Desinformémonos
El proceso histórico de derechización o desizquierdización que hemos padecido puede medirse en el mediano plazo por el desplazamiento ideológico respecto de los debates de los años 60, cuando se discutía, por ejemplo, la tesis de la existencia o no del partido comunista en tanto cabeza del proletariado, mientras que, medio siglo después, estamos preguntándonos si existe todavía una izquierda político-electoral que merezca este apelativo más allá de la jerga periodística o de la geometría politológica.
Vivimos la paradoja -que no es tan insólita a la luz de lo ocurrido, por ejemplo, en Brasil con Lula en 2002- de que cuando más cerca de conquistar el poder estatal se encuentra la oposición colocada a la izquierda del espectro partidario, sus rasgos alternativos y antisistémicos se reducen al punto de aparecer imperceptibles y viceversa, como exaltan los ideólogos del obradorismo, se asume que la desizquierdización es la condición sine qua non y la única estrategia posible para ganar. Por otra parte, si alguna vez existió y pesó la “izquierda del obradorismo”, su ponderación relativa no puede no haber sido afectada por el desplazamiento orgánico y programático iniciado hace años y que se aceleró de forma vertiginosa en los últimos meses. Tampoco se puede confiar ciegamente en las respetables bases plebeyas y nacional-populares de Morena las cuales por ser tales no son automáticamente capaces de autodeterminación e insubordinación, aunque sean potencialmente portadoras de demandas y de identidades que pueden eventualmente orientarse y canalizarse en esta dirección.
En nuestro sangriento México pre-electoral, frente a la circunstancia inédita de que finalmente puede ganar la que ya no es izquierda, rondan dos fantasmas que nos heredaron nuestros ancestros izquierdistas y que, por ello, son parte de nosotros: el del oportunismo y el del sectarismo.
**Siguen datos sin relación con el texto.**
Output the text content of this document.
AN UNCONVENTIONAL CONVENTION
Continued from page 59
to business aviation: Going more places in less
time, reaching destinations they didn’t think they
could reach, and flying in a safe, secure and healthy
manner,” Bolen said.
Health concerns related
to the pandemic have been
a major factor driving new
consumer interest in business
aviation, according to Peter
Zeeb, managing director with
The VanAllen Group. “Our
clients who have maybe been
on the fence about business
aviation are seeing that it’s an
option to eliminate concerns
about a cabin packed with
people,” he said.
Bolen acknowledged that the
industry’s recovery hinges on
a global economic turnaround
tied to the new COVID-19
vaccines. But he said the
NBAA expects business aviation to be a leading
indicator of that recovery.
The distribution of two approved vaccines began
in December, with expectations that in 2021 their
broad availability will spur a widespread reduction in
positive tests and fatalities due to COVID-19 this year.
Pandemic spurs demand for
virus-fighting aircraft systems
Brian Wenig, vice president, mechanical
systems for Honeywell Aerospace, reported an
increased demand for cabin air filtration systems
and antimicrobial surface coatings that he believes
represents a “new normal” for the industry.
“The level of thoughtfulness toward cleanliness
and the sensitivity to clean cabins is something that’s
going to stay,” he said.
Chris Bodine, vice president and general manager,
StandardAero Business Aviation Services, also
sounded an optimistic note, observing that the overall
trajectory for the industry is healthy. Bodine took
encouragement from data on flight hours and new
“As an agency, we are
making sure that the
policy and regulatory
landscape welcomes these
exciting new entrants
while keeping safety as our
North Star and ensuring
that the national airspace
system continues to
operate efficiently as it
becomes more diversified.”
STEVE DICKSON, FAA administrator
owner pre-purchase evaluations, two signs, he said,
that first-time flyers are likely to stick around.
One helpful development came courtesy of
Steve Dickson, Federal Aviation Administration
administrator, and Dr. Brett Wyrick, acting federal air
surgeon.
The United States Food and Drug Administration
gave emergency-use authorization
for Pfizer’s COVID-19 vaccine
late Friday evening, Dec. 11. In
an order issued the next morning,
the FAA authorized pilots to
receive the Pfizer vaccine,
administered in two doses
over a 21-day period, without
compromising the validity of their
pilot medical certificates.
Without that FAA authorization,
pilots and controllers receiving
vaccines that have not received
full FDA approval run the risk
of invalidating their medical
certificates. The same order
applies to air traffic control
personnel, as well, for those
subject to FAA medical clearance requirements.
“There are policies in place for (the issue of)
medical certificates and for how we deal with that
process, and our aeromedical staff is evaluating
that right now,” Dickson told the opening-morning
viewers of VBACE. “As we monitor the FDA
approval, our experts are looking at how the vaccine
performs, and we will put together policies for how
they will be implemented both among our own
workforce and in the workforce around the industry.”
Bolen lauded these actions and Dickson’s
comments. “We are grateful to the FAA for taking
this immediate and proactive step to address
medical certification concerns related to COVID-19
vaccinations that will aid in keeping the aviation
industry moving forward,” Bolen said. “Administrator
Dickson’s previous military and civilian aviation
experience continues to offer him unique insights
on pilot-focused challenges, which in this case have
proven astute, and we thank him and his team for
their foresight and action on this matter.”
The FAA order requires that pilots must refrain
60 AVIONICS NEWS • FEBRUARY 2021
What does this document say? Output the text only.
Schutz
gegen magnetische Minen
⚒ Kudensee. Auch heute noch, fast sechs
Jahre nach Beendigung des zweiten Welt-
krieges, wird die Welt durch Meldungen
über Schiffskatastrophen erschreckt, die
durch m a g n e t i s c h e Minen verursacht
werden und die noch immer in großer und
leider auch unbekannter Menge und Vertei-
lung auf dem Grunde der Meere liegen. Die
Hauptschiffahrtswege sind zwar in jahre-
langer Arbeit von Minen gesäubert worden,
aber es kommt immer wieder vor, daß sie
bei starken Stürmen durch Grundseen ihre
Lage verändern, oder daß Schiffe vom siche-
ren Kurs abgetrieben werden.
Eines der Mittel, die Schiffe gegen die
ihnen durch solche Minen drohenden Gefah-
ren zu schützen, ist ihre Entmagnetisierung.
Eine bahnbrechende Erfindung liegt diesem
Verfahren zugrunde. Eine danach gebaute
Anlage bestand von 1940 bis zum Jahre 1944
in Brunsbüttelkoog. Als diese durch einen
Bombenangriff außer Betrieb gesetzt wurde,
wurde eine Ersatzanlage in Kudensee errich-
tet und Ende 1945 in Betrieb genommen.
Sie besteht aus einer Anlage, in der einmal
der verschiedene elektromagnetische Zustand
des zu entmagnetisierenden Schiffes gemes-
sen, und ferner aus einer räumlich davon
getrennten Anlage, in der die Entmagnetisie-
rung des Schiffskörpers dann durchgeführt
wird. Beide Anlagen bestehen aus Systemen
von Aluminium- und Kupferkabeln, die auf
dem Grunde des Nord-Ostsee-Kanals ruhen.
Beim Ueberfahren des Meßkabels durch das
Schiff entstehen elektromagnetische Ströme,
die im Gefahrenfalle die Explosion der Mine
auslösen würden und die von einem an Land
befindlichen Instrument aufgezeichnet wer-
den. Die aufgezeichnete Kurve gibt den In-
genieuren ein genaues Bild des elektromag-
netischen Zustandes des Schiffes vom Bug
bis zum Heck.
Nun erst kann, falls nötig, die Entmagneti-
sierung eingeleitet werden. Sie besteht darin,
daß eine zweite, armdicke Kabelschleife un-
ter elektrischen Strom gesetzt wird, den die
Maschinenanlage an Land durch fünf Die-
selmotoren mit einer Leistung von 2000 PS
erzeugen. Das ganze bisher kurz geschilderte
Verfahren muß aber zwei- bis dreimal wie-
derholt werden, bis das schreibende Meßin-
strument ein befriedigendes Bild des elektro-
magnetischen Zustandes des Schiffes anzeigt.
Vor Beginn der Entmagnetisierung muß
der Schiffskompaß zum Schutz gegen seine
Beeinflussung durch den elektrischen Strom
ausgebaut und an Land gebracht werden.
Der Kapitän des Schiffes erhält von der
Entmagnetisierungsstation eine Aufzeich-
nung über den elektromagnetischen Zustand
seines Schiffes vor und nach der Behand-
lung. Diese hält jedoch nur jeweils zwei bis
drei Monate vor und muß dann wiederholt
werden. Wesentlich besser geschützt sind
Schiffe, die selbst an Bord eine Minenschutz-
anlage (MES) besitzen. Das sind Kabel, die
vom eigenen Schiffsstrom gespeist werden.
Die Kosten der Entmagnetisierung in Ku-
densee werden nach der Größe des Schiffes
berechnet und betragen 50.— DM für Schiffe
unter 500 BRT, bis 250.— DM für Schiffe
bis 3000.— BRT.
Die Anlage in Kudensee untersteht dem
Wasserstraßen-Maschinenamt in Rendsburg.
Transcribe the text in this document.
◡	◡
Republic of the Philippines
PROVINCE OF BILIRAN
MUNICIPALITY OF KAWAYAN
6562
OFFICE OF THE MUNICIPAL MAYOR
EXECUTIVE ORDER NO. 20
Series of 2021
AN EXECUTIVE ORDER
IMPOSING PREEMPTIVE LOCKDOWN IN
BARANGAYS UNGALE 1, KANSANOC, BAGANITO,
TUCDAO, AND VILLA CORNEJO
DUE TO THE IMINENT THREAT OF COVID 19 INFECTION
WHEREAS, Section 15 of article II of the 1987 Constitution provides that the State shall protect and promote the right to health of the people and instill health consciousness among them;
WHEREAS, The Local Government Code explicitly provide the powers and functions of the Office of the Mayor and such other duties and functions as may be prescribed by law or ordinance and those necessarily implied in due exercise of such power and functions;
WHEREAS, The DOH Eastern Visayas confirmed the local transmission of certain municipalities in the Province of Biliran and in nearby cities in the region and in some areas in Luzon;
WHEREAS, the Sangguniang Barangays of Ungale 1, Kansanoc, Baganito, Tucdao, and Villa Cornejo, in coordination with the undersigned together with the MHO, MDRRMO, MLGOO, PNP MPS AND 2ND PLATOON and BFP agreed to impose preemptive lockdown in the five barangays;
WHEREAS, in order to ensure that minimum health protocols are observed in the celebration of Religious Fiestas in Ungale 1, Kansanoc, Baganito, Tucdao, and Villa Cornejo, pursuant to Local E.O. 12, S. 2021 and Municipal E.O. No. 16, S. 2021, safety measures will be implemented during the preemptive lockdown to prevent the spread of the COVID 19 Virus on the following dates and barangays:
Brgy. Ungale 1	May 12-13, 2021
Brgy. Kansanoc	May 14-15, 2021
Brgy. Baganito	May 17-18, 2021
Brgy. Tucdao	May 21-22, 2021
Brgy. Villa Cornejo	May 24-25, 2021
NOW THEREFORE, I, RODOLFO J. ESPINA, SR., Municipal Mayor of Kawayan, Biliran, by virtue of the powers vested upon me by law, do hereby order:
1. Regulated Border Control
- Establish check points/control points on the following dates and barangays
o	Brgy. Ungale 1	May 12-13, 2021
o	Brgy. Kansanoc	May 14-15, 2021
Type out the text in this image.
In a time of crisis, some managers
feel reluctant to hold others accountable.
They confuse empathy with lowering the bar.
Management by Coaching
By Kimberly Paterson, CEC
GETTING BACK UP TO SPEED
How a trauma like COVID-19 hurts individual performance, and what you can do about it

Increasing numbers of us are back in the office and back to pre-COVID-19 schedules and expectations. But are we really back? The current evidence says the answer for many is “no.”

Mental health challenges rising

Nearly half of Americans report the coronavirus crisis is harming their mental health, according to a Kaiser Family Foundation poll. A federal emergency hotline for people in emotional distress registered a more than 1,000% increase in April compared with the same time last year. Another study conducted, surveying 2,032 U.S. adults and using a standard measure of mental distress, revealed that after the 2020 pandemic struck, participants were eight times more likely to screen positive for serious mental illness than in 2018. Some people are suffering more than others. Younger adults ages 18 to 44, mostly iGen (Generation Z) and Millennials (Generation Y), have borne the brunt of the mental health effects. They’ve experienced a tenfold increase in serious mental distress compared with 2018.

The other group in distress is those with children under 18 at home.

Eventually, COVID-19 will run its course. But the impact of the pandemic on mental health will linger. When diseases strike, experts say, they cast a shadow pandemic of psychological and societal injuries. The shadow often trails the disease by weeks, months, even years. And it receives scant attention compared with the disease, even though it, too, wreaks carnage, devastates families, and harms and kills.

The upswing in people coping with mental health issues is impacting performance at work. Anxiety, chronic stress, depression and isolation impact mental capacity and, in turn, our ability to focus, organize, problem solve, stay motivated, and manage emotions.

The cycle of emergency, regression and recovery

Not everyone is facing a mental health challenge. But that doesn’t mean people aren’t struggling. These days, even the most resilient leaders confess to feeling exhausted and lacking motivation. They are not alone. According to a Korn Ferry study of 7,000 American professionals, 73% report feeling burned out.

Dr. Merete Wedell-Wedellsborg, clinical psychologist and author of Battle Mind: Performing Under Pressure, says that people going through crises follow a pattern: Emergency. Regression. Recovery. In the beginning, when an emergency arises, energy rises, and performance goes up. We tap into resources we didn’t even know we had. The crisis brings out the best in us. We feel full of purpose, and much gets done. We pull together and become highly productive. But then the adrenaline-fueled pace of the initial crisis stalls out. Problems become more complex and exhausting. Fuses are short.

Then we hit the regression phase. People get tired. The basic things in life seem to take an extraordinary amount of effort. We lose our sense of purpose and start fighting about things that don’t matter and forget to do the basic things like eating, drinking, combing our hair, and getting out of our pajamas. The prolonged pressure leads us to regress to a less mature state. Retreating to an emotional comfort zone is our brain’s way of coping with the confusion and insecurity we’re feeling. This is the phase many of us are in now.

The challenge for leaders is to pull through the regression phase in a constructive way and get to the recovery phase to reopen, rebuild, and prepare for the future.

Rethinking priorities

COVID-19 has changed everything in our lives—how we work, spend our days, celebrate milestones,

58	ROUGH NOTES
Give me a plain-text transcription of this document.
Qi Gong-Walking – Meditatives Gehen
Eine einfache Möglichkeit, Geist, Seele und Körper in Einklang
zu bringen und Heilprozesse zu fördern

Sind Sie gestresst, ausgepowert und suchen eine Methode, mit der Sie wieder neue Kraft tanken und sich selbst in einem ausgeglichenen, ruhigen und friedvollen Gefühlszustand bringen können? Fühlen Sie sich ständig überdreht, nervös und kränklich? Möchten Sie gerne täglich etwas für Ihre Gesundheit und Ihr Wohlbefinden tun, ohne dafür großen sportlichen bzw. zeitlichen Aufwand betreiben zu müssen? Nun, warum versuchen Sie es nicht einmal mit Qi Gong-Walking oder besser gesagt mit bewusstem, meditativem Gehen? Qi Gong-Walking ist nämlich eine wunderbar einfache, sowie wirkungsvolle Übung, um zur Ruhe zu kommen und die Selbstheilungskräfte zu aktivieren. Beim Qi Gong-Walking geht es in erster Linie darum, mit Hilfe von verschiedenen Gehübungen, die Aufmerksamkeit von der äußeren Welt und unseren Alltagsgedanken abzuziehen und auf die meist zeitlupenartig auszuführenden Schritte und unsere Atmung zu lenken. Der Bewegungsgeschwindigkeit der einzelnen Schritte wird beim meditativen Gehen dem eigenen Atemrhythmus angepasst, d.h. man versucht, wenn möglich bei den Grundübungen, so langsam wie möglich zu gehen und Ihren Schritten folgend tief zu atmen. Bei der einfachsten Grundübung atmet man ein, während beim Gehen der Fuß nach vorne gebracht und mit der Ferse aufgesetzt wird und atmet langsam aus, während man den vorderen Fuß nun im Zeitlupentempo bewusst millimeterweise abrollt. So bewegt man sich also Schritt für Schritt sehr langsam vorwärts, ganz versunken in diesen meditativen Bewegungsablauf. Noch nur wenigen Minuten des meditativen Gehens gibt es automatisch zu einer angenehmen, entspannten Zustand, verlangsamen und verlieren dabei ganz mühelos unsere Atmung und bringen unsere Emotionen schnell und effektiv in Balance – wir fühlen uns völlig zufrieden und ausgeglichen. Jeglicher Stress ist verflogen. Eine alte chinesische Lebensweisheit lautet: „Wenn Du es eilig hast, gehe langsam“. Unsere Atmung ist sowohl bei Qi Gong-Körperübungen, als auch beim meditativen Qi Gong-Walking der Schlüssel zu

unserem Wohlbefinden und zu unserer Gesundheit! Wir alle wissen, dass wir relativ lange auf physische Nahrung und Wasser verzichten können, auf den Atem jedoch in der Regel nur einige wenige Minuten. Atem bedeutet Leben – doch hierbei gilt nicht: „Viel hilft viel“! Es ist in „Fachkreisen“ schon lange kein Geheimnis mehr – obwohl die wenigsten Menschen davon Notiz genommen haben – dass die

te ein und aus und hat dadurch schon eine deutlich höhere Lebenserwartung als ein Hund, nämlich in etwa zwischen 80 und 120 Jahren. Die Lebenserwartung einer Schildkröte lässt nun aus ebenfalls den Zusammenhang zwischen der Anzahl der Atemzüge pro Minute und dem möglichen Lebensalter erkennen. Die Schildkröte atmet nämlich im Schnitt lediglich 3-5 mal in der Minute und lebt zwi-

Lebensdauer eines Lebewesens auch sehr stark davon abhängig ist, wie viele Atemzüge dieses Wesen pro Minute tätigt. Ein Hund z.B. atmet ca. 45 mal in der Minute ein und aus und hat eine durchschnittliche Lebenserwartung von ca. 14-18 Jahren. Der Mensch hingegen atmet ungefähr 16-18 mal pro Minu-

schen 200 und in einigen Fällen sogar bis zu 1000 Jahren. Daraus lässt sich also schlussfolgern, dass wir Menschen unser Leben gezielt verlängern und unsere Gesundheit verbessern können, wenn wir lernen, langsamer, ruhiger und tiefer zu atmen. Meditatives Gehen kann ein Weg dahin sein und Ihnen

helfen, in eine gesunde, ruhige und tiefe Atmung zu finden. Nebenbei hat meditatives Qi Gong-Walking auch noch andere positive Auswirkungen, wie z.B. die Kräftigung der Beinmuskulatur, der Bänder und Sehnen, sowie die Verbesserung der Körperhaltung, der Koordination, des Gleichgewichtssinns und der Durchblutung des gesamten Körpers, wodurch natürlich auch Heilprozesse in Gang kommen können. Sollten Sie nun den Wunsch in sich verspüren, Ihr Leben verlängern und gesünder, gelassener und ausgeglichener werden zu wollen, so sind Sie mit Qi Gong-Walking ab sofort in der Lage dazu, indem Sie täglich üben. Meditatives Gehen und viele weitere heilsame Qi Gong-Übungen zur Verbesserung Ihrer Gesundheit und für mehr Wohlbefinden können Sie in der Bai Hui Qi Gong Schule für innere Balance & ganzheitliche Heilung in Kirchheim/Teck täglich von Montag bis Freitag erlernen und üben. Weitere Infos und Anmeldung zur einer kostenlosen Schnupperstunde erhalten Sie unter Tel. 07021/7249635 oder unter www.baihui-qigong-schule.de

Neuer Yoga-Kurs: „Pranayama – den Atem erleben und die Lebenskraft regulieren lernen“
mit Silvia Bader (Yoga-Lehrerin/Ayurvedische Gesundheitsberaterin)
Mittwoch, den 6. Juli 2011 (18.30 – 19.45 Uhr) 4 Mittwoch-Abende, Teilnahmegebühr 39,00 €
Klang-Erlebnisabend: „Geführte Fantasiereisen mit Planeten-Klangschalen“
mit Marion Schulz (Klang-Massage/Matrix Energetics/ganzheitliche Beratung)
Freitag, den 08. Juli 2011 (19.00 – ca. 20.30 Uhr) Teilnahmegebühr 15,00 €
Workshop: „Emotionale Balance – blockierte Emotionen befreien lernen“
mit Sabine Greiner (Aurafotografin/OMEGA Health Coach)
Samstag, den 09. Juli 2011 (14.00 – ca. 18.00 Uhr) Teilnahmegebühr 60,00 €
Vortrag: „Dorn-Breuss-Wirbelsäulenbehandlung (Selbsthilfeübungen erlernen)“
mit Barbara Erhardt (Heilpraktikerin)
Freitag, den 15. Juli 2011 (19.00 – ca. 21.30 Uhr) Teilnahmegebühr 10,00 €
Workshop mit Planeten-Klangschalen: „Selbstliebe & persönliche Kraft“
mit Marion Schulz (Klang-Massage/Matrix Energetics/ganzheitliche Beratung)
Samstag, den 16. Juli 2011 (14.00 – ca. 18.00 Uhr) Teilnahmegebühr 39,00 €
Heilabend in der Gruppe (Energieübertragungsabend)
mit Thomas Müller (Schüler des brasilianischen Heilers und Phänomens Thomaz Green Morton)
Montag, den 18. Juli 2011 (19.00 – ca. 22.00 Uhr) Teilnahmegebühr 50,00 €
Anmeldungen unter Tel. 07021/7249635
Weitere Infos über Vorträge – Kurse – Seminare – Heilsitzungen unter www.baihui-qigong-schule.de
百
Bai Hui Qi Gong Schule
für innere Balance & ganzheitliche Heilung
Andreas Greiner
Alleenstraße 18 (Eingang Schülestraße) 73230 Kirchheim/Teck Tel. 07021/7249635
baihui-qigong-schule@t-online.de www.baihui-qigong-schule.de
Al mismo tiempo, en esta apremiante coyuntura, frente a ellos se erigen concretas inteligencias colectivas que parecen estar prevaleciendo. Como contraparte al oportunismo de aquellas franjas políticas y sociales a las cuales AMLO y Morena abrieron las puertas, aparece de forma potente el sentido de la oportunidad histórica que hace que muchos sectores sociales, incluidas numerosas organizaciones sociales y grupos de afinidad más izquierdista, decidan llamar a votar, voten sin hacer alharaca o, en todo caso, no descalifiquen a quienes decidan hacerlo. Este anticlimático y reflexivo sentido de responsabilidad histórica y política marca, para bien y para mal, una distancia epocal respecto de los entusiasmos radicalizados de 2006. Se percibe una escéptica y pragmática inteligencia colectiva que, en buena medida sobredeterminada por el espíritu de sobrevivencia y por la percepción del peligro que vivimos, contiene, reprime y suspende las pulsiones sectarias sin caer en el oportunismo. Parece que una parte del país está aguantando la respiración, lo cual hace pensar que estallarán y se liberarán los gritos, en una anhelada noche de júbilo, cuando muchos fingirán creer en el fin de una época, e inmediatamente después volverán a manifestar las demandas, las protestas y la indignación, sea cual sea el gobierno que surja de las urnas.
Dicen que hay que sonreír, que van bien, que van a ganar, parece que no necesitan de nuestros votos, podríamos abstenernos, para que no se confundan votos con exvotos, porque desconfiamos laicamente de la esperanza, pero votar en el México de hoy, aunque sea por alguien que no nos representa, votar para intentar mover el tablero y romper la continuidad en la presidencia de la república es un acto políticamente respetable que puede resultar históricamente útil en el corto y en el mediano plazo.